With Real Interest Rates falling to historic lows all throughout the world, people are chasing alternate asset classes with higher expected returns.
This is a very popular graph that we are often told about since a very young age.
Higher the risk, higher the return. I had written extensively about this in a post here.
But if risky assets would always be relied upon for higher returns, they would not be risky in the first place, right?
In a time frame when taking on more risks always translates to better returns, undertaking this can be fruitful. It is only when things that are not in your control (unsystematic risk) go haywire, everything goes South!
This is the correct way to evaluate the Risk Return trade-off.
Higher the Risk, higher the range of returns. More often than not, the highest risk point may give you a higher expected return on the upside.
It may just give the same on the downside, which is often NEGATIVE.
Coming back to the question.
It may sound very appealing, the surplus money is lying in my account, let me apply for this IPO.
More often than not, the allotment might not come through because of the sheer over-subscription.
Only if the Retail part is not over-subscribed you have a sure shot chance of getting an allotment. Else, money stays blocked in Escrow (ASBA) for a limited time period.
There is no sure-shot game of getting listing gains on the day of listing of an IPO.

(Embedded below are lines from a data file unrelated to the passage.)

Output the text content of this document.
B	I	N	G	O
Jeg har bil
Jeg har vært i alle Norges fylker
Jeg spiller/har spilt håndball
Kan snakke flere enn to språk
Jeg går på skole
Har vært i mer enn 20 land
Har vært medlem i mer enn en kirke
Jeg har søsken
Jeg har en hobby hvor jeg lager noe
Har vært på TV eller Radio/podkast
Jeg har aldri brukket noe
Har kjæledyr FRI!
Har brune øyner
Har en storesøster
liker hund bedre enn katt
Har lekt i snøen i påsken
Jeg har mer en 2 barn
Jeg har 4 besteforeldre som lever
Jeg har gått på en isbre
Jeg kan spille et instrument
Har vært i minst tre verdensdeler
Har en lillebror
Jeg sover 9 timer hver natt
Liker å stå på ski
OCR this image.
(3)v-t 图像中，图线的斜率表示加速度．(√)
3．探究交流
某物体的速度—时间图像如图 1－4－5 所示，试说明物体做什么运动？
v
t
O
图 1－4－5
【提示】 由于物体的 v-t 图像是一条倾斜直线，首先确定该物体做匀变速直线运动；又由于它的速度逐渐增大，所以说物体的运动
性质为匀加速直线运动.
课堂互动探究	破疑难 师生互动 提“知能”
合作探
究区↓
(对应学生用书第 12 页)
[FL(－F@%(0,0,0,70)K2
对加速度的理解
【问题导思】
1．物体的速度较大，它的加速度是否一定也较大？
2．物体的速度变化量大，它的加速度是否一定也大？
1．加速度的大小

There was a recent company that had gone for an IPO in late 2019 and is currently almost 6x the IPO price. If you open the DRHP, it starts with 67 potential risks that the management themselves foresee!
(Can you guess the name of the Company? Do let me know in the comments section.)
If you plan to subscribe to an IPO, you should take some conscious effort to do some research around the company or at least be aware of their financials.
If you get comfort on the above two, go ahead and make your decision. This way you will have a basis of subscription rather than going by hearsay.